[dog park]
*random dog humps my dog*Owner: It’s okay! He’s fixed, haha!
Me: Its okay— mine’s a boy.
Conference calls are fun because no one knows I’m really home with massive diarrhea.
Boss: For the third time, PLEASE put us on mute.
7: what kind of ice cream is this? *Takes a bite*
Me: French Vanilla
7: mmm, you can really taste the Frenches
I made quiche, like a real grown-up. I feel like Tom Hanks in Castaway when he makes fire… I HAVE MADE QUICHE!
I’m so glad you’re all here. I’d like to talk to you all about a legging candle vitamin jewelry networking opportunity. Please, have a seat.

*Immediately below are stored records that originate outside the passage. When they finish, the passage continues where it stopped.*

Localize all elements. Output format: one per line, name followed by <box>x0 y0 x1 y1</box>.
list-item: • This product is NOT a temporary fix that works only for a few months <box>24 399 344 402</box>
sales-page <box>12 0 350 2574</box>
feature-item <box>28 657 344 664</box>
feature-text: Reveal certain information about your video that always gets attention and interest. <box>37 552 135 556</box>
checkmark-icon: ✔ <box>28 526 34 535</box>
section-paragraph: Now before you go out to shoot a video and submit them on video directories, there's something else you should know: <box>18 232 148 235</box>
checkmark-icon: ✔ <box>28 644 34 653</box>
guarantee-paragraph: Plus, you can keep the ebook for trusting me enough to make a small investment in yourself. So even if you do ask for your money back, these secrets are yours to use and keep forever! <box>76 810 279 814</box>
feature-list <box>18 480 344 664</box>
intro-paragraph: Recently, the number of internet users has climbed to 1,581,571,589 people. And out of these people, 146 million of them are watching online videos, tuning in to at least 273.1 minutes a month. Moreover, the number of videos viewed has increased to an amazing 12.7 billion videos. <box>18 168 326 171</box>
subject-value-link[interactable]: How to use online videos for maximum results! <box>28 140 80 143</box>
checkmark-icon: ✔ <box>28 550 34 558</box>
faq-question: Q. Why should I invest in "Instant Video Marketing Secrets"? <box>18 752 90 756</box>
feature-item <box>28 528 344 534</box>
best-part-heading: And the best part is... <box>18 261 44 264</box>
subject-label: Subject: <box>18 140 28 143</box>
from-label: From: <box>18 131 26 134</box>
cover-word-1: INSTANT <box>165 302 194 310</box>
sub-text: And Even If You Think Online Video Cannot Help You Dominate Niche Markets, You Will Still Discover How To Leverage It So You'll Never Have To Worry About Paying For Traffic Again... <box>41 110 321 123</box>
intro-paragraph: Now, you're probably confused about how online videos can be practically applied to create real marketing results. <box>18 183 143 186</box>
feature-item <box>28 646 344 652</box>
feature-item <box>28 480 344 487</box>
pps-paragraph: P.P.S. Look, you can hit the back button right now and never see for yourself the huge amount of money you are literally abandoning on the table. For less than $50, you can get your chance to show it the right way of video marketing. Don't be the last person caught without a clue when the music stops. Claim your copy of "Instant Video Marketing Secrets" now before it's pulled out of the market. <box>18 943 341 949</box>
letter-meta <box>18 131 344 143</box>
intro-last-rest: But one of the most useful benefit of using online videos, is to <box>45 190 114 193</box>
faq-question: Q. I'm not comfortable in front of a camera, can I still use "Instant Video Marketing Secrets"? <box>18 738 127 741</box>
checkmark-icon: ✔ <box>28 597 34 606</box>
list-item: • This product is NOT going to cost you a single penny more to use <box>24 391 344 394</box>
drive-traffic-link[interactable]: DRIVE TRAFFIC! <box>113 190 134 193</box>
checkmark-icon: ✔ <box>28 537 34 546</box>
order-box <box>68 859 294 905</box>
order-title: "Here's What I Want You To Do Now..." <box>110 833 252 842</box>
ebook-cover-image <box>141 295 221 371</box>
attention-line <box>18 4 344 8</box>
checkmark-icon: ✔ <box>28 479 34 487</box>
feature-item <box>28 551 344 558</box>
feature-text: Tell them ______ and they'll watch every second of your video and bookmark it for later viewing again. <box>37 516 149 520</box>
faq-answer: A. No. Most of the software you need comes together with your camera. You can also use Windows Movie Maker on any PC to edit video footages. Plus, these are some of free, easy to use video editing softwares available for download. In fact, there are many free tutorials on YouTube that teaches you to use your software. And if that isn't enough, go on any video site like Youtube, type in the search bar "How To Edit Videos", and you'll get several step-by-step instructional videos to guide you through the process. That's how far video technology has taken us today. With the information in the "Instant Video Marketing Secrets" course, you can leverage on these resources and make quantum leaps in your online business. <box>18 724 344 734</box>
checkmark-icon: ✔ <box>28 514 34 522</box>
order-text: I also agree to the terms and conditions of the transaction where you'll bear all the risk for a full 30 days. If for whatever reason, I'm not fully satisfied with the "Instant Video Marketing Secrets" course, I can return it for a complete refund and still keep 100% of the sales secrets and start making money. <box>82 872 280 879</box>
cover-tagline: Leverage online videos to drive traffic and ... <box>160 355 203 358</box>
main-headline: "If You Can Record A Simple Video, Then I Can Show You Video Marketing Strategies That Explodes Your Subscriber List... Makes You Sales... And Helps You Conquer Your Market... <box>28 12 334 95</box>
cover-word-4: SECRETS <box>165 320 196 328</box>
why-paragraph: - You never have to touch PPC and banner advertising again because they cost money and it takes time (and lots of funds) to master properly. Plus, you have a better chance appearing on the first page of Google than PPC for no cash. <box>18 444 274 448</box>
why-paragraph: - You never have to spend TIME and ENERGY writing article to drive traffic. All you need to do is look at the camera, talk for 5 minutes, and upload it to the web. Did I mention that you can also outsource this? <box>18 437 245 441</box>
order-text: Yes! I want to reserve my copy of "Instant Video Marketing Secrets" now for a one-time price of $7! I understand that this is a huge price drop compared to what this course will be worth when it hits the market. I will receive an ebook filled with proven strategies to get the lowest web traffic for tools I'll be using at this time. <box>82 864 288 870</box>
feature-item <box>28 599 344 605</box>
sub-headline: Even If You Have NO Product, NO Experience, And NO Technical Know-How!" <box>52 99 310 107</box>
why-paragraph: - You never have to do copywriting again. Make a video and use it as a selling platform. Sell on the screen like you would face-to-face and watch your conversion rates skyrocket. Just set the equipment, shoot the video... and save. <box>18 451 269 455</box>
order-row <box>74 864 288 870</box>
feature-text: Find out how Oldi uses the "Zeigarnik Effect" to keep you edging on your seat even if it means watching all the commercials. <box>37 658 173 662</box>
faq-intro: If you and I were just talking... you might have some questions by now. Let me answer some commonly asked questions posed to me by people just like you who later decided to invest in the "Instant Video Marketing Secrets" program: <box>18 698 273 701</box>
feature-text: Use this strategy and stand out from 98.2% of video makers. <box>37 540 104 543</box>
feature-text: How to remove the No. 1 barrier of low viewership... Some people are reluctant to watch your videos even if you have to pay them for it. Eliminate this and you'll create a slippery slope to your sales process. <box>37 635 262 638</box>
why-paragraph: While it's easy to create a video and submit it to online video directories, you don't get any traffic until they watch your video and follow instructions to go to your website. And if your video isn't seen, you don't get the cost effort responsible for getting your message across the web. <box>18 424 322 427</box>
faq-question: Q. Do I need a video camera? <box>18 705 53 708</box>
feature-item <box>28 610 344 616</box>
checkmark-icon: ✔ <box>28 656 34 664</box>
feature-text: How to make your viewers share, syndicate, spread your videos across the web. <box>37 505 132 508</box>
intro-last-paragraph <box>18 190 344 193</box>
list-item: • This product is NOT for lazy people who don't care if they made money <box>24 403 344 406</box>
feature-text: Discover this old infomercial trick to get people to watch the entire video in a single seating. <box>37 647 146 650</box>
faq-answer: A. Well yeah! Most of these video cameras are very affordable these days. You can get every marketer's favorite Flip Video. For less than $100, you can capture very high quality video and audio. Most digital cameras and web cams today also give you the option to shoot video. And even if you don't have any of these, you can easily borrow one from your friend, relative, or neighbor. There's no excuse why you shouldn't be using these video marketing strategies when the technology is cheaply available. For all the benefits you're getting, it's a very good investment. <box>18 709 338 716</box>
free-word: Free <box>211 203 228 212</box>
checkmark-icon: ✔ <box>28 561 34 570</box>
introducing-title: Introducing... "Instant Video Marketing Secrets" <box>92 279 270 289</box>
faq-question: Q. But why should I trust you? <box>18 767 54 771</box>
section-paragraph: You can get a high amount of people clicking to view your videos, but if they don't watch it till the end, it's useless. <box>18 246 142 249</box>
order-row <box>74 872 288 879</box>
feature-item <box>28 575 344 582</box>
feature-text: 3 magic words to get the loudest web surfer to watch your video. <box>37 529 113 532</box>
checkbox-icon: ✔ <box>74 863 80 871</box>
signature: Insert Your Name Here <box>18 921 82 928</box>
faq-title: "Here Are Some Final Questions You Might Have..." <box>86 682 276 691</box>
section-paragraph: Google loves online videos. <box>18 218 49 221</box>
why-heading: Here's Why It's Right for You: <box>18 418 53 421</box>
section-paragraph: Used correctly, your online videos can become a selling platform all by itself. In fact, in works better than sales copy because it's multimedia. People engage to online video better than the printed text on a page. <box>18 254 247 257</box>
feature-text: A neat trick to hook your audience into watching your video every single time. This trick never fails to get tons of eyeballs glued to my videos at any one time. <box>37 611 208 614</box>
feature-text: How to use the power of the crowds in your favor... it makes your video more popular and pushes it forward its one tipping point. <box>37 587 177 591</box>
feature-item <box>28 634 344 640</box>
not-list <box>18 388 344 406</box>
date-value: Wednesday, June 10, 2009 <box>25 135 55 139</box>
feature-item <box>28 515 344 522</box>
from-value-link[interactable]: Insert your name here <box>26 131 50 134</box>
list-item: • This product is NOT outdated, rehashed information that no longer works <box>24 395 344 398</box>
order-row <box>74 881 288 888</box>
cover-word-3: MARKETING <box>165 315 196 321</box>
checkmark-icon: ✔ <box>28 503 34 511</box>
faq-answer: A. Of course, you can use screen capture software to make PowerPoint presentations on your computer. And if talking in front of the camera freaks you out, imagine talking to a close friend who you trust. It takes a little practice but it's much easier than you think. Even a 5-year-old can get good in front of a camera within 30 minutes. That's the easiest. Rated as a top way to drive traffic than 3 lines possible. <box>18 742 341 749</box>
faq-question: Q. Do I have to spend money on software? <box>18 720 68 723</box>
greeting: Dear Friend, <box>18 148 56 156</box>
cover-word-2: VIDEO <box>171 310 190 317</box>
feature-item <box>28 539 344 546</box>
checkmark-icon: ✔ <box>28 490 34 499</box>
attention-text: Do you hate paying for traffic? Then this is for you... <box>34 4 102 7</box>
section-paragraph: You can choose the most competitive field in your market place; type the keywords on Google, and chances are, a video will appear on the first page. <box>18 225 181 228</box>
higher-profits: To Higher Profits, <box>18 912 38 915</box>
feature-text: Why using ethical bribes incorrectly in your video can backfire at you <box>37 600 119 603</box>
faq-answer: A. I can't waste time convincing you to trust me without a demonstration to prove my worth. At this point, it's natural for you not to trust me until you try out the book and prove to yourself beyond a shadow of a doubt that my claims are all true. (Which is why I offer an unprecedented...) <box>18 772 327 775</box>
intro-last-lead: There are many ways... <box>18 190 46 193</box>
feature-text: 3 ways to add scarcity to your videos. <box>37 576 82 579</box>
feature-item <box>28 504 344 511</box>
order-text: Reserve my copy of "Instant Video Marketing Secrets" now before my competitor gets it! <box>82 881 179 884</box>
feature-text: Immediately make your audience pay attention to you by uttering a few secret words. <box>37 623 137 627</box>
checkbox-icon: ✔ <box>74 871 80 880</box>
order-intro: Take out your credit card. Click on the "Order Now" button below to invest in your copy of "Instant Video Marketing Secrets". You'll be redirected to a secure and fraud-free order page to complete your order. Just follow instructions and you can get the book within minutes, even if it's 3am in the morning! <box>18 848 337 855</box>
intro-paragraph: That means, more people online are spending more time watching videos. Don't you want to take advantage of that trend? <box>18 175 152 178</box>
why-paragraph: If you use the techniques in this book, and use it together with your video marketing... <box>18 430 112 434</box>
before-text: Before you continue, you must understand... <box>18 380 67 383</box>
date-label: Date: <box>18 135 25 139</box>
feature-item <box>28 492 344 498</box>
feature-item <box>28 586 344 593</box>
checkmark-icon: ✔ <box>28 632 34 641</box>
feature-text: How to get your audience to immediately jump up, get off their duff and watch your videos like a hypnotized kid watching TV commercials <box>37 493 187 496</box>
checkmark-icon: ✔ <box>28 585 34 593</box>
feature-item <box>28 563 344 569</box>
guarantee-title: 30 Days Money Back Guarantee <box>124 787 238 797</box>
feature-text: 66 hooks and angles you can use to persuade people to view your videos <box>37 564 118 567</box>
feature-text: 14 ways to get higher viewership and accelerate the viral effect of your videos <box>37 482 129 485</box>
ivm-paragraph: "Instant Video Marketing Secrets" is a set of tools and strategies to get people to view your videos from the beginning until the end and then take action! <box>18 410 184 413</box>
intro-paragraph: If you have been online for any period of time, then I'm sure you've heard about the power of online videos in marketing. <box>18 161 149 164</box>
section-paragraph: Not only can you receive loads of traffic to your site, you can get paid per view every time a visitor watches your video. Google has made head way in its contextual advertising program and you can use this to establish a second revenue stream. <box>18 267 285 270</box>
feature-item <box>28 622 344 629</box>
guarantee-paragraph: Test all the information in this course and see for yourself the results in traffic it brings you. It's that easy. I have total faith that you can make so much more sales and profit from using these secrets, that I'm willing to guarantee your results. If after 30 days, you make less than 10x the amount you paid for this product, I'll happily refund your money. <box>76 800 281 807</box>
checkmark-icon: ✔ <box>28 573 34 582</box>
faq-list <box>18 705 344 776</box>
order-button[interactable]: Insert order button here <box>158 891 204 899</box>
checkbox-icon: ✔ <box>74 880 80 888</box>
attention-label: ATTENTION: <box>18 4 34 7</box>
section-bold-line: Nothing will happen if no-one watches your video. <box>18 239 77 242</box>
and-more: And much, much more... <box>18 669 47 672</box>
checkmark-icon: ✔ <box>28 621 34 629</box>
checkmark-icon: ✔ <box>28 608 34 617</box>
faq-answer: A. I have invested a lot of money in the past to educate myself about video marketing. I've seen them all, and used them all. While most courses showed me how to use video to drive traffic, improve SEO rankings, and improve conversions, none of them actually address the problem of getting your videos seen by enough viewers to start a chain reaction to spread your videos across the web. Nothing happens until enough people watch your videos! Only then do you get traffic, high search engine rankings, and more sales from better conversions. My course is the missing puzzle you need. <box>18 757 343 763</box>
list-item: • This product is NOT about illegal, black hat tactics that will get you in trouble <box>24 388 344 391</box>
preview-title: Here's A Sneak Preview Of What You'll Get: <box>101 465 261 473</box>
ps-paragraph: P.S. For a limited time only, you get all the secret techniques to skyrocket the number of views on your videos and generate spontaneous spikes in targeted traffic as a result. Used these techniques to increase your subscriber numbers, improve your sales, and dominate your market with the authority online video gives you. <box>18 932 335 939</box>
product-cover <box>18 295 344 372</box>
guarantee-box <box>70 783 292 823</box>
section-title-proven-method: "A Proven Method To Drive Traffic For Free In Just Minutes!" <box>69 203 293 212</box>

You can tell a lot about a person by their reaction when you yell “look out!” while flicking a dinner plate at their head like a frisbee.
Just dropped a butcher knife in the kitchen and apparently I can fly now. So that’s cool.
I’m not upset that you stopped my sneeze. I’m upset because you made my face look stupid for no reason.
When she rips his shirt open in the movies, it’s sexy and romantic. But when I try it, he’s all “Your Pap smear is normal, but please don’t do that with your toes every time”.
Him: Will you proofread this essay for me?
Me: Dammit, Todd! I CAN read and don’t need to prove it to you everytime you write something.
Instead of butterfly kisses, I give you moth kisses. They’re crazy, frantic, all over the place- and quite honestly, you’re terrified.
I like to say “Have a great day” before the cashier has a chance to. Power move.
If you can’t handle me at my worst, then you don’t deserve me at my worcestershire.
Getting older means having to put a daily stop to the romance between my left and right eyebrows before they become One.
(6yo son sweetly tracing my face with his fingers at bedtime)
6: Just be still, Momma. I’m pretending to shave off your eyebrows.